Я не ответил. Только кивнул головой.
Но кивка ему было мало.
— Известна ли вам в подробностях дальнейшая судьба этой рубашки?
— Какого рода подробностях?
Речь шла о той рубашке, в которой глава первого венгерского полномочного правительства[132] стал под пули солдат, приводивших в исполнение смертный приговор. Известный, помимо прочего, редкостной красотой, граф, как истый денди своего времени, ежедневно менял костюм — и продуманно, в соответствии с обстоятельствами. В утро казни он надел рубашку из сурового румбургского холста, какие надевали на покойников.
Эту рубашку — с запекшейся кровью на ней — графская семья хранила как реликвию в своем знаменитом мезёфёльдском замке. Она, аккуратно разостланная, одна занимала верхний ящик большого комода. О рубашке знали не только слуги — тех она повергала в дрожь, — посторонним ее тоже показывали.
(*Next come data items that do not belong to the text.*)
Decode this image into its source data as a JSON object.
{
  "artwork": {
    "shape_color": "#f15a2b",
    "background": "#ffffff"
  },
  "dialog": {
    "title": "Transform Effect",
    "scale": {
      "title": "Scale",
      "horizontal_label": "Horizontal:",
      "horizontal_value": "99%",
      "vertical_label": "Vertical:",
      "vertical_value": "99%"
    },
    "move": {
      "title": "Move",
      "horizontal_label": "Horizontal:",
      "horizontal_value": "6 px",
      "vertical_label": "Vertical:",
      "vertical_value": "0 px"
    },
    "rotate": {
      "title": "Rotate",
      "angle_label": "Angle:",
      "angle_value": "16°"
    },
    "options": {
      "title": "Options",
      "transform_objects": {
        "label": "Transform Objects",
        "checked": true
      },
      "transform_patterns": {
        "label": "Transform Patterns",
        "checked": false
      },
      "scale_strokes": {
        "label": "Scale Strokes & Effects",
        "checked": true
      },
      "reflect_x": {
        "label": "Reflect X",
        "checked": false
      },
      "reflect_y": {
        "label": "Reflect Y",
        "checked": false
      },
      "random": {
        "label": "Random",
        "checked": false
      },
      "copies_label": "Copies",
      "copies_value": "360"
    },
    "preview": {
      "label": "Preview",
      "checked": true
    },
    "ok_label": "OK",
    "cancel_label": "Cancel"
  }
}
Бури войны и из этого замка повымели все мало-мальски пригодные вещи и мебель, содрали даже паркет с полов.
Однако семья довольно скоро вернулась обратно, и служащие, остававшиеся все это время на месте, стали обходить округу, чтобы вернуть хоть часть разбредшегося по разным дворам имущества. Это было непросто. Вещи не раз меняли хозяев, а зачастую и внешний облик.
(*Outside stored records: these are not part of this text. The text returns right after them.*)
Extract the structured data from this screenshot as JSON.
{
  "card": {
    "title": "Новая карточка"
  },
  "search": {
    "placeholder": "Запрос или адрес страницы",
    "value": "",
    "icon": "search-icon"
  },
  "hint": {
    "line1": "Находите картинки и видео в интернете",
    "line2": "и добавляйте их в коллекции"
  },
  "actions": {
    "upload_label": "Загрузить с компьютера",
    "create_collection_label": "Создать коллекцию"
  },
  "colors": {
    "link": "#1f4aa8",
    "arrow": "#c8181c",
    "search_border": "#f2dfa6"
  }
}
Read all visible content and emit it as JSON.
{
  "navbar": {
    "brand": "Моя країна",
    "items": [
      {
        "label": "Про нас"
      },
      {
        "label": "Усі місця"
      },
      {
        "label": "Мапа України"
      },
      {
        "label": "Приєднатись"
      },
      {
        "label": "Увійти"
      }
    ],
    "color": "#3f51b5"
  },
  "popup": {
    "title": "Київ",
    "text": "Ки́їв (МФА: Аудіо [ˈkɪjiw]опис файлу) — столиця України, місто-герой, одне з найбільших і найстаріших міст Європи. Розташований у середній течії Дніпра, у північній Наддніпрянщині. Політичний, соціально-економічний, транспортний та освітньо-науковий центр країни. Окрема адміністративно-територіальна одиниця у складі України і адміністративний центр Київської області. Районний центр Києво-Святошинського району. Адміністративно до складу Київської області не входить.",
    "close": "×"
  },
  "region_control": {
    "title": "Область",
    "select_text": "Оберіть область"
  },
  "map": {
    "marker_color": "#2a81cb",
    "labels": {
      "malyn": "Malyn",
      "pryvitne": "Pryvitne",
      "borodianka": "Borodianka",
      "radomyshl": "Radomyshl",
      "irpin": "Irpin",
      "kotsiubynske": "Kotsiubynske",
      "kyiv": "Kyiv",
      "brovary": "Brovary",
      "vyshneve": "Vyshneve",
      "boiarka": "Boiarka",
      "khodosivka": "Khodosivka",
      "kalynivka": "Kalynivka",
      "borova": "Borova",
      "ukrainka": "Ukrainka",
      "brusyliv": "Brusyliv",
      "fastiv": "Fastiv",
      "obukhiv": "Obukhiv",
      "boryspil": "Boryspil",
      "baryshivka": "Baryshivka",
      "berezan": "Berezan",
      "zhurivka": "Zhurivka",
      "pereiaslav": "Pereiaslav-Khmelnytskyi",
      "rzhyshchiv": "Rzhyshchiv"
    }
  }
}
Рубашку заприметил в пусте, в дальней деревне, сам — глазастый черт! — бывший управляющий имением.
В поле, одетой на батрачке!
Женщина работала в ней: копала, поскольку стояли первые недели весны.
Я намеренно позволил графу пересказать эту известную по всей округе историю. Он изложил ее, как и все, до момента обнаружения рубахи; в этом месте возмущение обычно прерывало слова рассказчика. Вот и граф — остановился и посмотрел на меня: как, дескать, я восприму эту историю?
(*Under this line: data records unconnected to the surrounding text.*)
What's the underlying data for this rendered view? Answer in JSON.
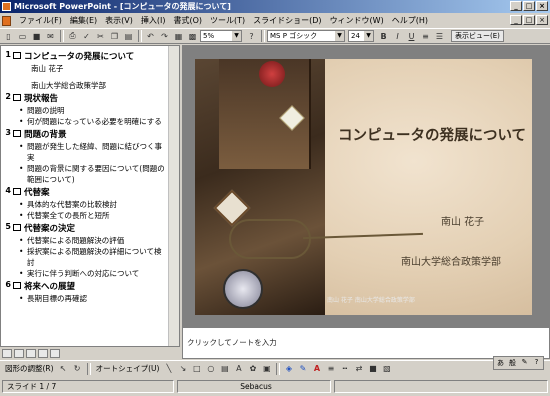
{
  "window": {
    "title": "Microsoft PowerPoint - [コンピュータの発展について]",
    "controls": [
      "_",
      "□",
      "×"
    ]
  },
  "menu": {
    "items": [
      "ファイル(F)",
      "編集(E)",
      "表示(V)",
      "挿入(I)",
      "書式(O)",
      "ツール(T)",
      "スライドショー(D)",
      "ウィンドウ(W)",
      "ヘルプ(H)"
    ]
  },
  "toolbar": {
    "zoom": "5%",
    "font": "MS P ゴシック",
    "font_size": "24",
    "extra_label": "表示ビュー(E)"
  },
  "outline": {
    "slides": [
      {
        "num": "1",
        "title": "コンピュータの発展について",
        "lines": [
          "南山 花子",
          "",
          "南山大学総合政策学部"
        ],
        "bullets": []
      },
      {
        "num": "2",
        "title": "現状報告",
        "lines": [],
        "bullets": [
          "問題の説明",
          "何が問題になっている必要を明確にする"
        ]
      },
      {
        "num": "3",
        "title": "問題の背景",
        "lines": [],
        "bullets": [
          "問題が発生した経緯、問題に結びつく事実",
          "問題の背景に関する要因について(問題の範囲について)"
        ]
      },
      {
        "num": "4",
        "title": "代替案",
        "lines": [],
        "bullets": [
          "具体的な代替案の比較検討",
          "代替案全ての長所と短所"
        ]
      },
      {
        "num": "5",
        "title": "代替案の決定",
        "lines": [],
        "bullets": [
          "代替案による問題解決の評価",
          "採択案による問題解決の詳細について検討",
          "実行に伴う判断への対応について"
        ]
      },
      {
        "num": "6",
        "title": "将来への展望",
        "lines": [],
        "bullets": [
          "長期目標の再確認"
        ]
      }
    ]
  },
  "slide": {
    "title": "コンピュータの発展について",
    "author": "南山 花子",
    "affiliation": "南山大学総合政策学部",
    "caption": "南山 花子 南山大学総合政策学部"
  },
  "notes": {
    "placeholder": "クリックしてノートを入力"
  },
  "drawing": {
    "draw_label": "図形の調整(R)",
    "autoshapes": "オートシェイプ(U)"
  },
  "status": {
    "slide_indicator": "スライド 1 / 7",
    "design": "Sebacus"
  }
}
— А меж тем существует и продолжение, — отозвался я.
— Продолжение? — переспросил он с ударением, означавшим: а разве этого мало?
Черной неблагодарности.
Бесполезности всяческого самопожертвования.
Бессмысленности хода истории.
— Рубашка была выстирана.
— Потому что та кровь пятнала ее?
— Рубашка была выстирана, а дырки, пробитые пулей, заштопаны.
— Воздали почести!
Теперь у меня достало больше терпения.
— На свой лад та женщина оказала почести рубашке. И если Лайош Баттяни был тем человеком, каким представляет его себе моя признательная память, эта женщина в принципе поступила согласно его взглядам на жизнь, в соответствии с его идеями.
Ответом мне были горько поджатые губы да грустный взгляд. Так что слово оставалось за мной:
— Лайош Баттяни отдал жизнь за народ, а значит, косвенно, и за эту женщину. Желая того или не желая! Если бы после смерти он мог выразить свою волю, я думаю, пожертвовав своей кровью, он не колеблясь отдал бы и рубашку — и, вполне возможно, именно этой самой женщине. И такая последовательность заслуживает особенного уважения в моих глазах.
— Жаль, что вы столь пристрастны. Как только заходит речь о народе, конец свободному парению вашего духа! Да, именно так! Я чувствую его… скованность.
Он употребил выражение, которое одновременно можно было перевести и как «ограниченность».
— Это вы пристрастны! Как только речь заходит о подлинном долге, о вполне реальных ответных обязательствах, то есть о живой связи с народом, или, короче, о самом народе.
— Не хотите ли вы сказать, что идти на казнь было долгом Лайоша Баттяни? Что он мог бы желать своей смерти?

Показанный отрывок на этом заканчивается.